In questi casi, inoltre, può essere importante non puntare sulla soluzione più semplice ed economica, ma spingersi a pensare soluzioni più definitive, soluzioni che rappresentino realmente un adeguamento del condominio (e non solo una soluzione tampone per la persona con disabilità) per far capire che l’accessibilità avvantaggia tutti.
Così, anche per la spesa, si possono trovare soluzioni di compromesso: se si spende di più, una parte la paga la persona interessata, l’altra si divide fra tutti.
Conosciamo tutti i condomini e sappiamo che non è facile. Eppure possiamo provare a cambiare le cose. Perché non fare un tentativo di “mediazione” prima di affrontare i problemi a “muso duro”, perché non essere propositivi e convincere della positività delle soluzioni di accessibilità?
L’esperienza di molti anni in questo campo ci dice anche che ci sono condomini che decidono di migliorare l’accessibilità, anche in assenza di un problema particolare. Si guarda avanti negli anni, ci si accorge che le persone invecchiano e che soluzioni di adeguamento offrono a tutti una migliore fruibilità: percorsi più comodi e sicuri.
In concreto, cosa si può fare? Quali sono gli interventi realizzabili? Ogni contesto ha le sue caratteristiche, non è sempre facile generalizzare. Vediamo però una casistica di interventi.

Che cosa dice la legge 13/1989
1. Le deliberazioni che hanno per oggetto le innovazioni da attuare negli edifici privati dirette ad eliminare le barriere architettoniche […] nonché la realizzazione di percorsi attrezzati e la installazione di dispositivi di segnalazione atti a favorire la mobilità dei ciechi all’interno degli edifici privati, sono approvate dall’assemblea del condominio, in prima o in seconda convocazione, con le maggioranze previste dall’articolo 1136, secondo e terzo comma, del codice civile.
2. Nel caso in cui il condominio rifiuti di assumere, o non assuma entro tre mesi dalla richiesta fatta per iscritto, le deliberazioni di cui al comma 1, i portatori di handicap, ovvero chi ne esercita la tutela o la potestà di cui al titolo IX del libro primo del codice civile, possono installare, a proprie spese, servoscala nonché strutture mobili e facilmente rimovibili e possono anche modificare l’ampiezza delle porte d’accesso, al fine di rendere più agevole l’accesso agli edifici, agli ascensori e alle rampe dei garage.
3. Resta fermo quanto disposto dagli articoli 1120, secondo comma, e 1121, terzo comma, del Codice civile.

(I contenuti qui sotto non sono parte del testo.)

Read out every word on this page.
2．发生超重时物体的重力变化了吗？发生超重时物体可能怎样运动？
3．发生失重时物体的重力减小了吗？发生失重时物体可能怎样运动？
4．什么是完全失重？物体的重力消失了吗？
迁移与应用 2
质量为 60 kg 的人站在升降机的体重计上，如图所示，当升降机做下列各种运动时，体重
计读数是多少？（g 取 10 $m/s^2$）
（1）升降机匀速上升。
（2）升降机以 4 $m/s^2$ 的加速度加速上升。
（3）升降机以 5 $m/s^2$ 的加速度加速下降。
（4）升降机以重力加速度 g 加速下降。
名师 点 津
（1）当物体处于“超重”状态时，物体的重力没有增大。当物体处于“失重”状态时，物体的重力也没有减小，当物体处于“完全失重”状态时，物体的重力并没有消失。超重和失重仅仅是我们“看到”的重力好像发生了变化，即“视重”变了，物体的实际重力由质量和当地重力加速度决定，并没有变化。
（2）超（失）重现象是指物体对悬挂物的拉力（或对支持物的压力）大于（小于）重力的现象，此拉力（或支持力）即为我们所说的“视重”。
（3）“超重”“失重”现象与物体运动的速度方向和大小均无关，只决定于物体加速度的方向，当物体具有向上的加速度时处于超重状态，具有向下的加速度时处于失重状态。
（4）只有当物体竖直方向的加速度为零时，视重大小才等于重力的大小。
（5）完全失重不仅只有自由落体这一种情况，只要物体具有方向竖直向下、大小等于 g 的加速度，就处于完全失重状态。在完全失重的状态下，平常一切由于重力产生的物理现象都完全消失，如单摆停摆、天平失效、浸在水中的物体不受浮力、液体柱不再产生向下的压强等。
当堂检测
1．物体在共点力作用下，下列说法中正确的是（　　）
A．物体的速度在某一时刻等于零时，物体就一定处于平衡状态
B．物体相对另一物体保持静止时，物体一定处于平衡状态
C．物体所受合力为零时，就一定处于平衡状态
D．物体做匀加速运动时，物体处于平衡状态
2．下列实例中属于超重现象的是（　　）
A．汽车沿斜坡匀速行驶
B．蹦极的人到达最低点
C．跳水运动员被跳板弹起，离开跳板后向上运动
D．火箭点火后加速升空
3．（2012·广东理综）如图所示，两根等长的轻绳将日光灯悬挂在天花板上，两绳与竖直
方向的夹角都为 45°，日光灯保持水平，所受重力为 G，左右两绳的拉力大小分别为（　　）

Che cosa dice l’articolo 1120 del Codice Civile sulle “Innovazioni”
Sono vietate le innovazioni che possono recare pregiudizio alla stabilità o alla sicurezza del fabbricato, che ne alterino il decoro architettonico o che rendano talune parti comuni dell’edificio inservibili all’uso o al godimento anche di un solo condomino.
Che cosa dice l’articolo 1121 del Codice civile sulle “Innovazioni gravose o voluttuarie”
Nel caso previsto dal primo comma i condomini e i loro eredi o aventi causa possono tuttavia, in qualunque tempo, partecipare ai vantaggi dell’innovazione, contribuendo nelle spese di esecuzione e di manutenzione dell’opera.

Che cosa dice l’articolo 1136 del Codice civile sulla “Costituzione dell’assemblea e validità delle deliberazioni”
Sono valide le deliberazioni approvate con un numero di voti che rappresenti la maggioranza degli interventi e almeno la metà del valore dell’edificio (nella prima convocazione, ndr).
Se l’assemblea non può deliberare per mancanza di numero, l’assemblea di seconda convocazione delibera in un giorno successivo a quello della prima e, in ogni caso, non oltre dieci giorni dalla medesima; la deliberazione è valida se riporta un numero di voti che rappresenti il terzo dei partecipanti al condominio e almeno un terzo del valore dell’edificio.